Agência UEL – O senhor falou em 17 novos cursos. Como foi a escolha das áreas?
Ascêncio – Eu chamei a professora Yoshiya Nakagawara, da Geografia. Pedi um levantamento dos cursos que mais precisavam. Ela fez um levantamento que apontou as necessidades. O primeiro curso apontado foi de Engenharia. Mas eu criei primeiro o de Educação Física, por obediência à legislação da época. Depois vieram os outros 15.
Agência UEL – Naquela época não havia necessidade de autorização do governo?
Ascêncio – A Universidade naquele período tinha autonomia. E nós criamos todos os cursos dentro da UEL, não foi dependendo do governo. Nós pedimos para o governo que nos aumentasse o repasse, a verba de manutenção.
Agência UEL – Autonomia é importante até hoje, não concorda?
Ascêncio – Sim. Penso que a melhor é a experiência do estado de São Paulo. Há uma verba definida dentro do orçamento estadual. Uma lei garante este percentual. Aí as Universidades são autônomas para fazerem o que for necessário. É um valor fixado de acordo com a arrecadação do ICMS.
Agência UEL – O senhor disse uma vez em entrevista que Universidade é local de política universitária e não partidária. Por quê?

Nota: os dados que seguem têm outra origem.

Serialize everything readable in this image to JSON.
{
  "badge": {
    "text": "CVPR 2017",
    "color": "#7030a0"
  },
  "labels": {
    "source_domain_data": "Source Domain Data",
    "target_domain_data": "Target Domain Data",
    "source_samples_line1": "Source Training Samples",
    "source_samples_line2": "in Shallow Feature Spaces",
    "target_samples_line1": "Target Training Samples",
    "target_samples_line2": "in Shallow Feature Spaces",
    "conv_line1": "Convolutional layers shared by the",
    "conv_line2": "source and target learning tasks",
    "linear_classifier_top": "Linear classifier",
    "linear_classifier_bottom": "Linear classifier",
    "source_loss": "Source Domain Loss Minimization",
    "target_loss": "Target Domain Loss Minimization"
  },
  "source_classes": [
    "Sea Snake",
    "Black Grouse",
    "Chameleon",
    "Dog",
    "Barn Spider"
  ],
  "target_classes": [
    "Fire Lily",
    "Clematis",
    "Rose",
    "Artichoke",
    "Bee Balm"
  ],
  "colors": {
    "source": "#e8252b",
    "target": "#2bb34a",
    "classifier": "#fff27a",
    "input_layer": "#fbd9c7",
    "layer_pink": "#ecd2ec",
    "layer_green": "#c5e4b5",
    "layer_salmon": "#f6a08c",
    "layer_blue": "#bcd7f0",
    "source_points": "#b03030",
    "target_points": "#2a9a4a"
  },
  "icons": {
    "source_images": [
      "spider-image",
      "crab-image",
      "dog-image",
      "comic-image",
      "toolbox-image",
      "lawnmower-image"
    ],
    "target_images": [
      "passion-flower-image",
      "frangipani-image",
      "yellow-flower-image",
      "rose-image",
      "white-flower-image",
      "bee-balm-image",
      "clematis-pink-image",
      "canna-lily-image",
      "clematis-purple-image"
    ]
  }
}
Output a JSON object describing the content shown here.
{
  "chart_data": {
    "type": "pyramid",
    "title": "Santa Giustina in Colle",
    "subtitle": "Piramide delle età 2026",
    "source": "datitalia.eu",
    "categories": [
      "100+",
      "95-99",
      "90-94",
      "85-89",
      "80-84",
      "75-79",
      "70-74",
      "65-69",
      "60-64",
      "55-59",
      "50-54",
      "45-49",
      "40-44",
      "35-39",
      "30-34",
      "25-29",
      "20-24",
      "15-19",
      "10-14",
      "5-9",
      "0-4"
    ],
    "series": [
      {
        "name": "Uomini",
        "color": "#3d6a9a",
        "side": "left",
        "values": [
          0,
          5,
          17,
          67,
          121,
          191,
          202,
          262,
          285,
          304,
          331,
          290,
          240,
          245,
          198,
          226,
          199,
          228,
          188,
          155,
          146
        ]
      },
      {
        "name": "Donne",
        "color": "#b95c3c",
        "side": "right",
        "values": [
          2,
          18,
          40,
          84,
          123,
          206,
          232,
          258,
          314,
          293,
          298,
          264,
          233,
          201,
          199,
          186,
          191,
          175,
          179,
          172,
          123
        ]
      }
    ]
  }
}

Ascêncio – Lembro que quando a área da UEL foi adquirida, colocamos o nome de Cidade Universitária Paulo Pimentel. Depois veio o doutor Oscar Alves e retirou o nome. Ficou Campus da UEL. O Paulo é que tinha dado tudo. O Oscar era ligado ao Ney Braga, era genro. Política partidária no meu período nunca existiu. Era somente o interesse da Universidade. Nunca fui filiado a partido político.
Agência UEL – E o futuro da UEL?
Ascêncio – Não há qualquer jovem que não pense na UEL. Essa marca no currículo de qualquer um tem peso extraordinário. Hoje temos uma Universidade grande, de destaque. Então penso que as novas gerações deverão valorizar essa condição. Sempre vão disputar para entrar na instituição.